Metadata-Version: 2.1
Name: HaploDynamics
Version: 0.1b3
Summary: A python library to develop genomic data simulators
Home-page: https://github.com/remytuyeras/HaploDynamics
Download-URL: https://github.com/remytuyeras/HaploDynamics/archive/refs/tags/v0.1-beta.3.tar.gz
Author: Remy Tuyeras
Author-email: rtuyeras@gmail.com
License: gpl-3.0
Keywords: Simulator,Genomics,Genomic,Microarray,SNP chip,VCF,Linkage disequilibrium,Hardy-Weinberg equilibrium
Classifier: Development Status :: 4 - Beta
Classifier: Intended Audience :: Developers
Classifier: Intended Audience :: Science/Research
Classifier: Topic :: Software Development :: Build Tools
Classifier: License :: OSI Approved :: GNU General Public License v3 (GPLv3)

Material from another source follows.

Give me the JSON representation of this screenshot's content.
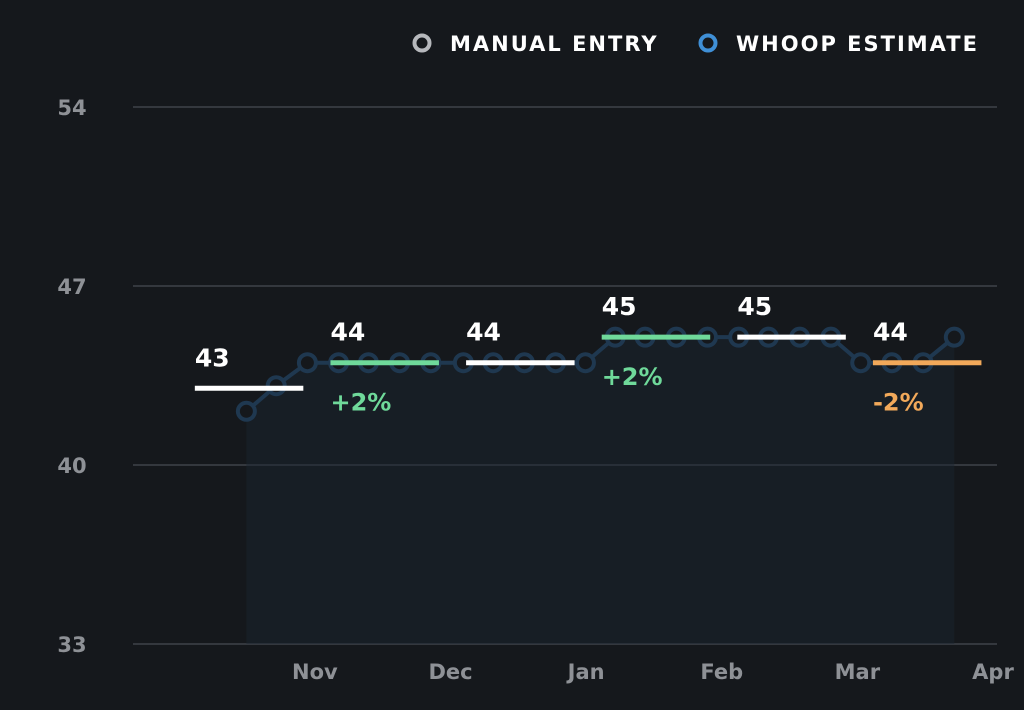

Classifier: Programming Language :: Python :: 3
Classifier: Programming Language :: Python :: 3.9
Description-Content-Type: text/markdown
License-File: LICENSE

# HaploDynamics
The python library **HaploDynamics**, or **HaploDX** for short, provides a collection of functions that can be used to simulate population-specific genomic data. This package is part of the Genetic Simulator Resources (GSR) catalog (click the link below for more information).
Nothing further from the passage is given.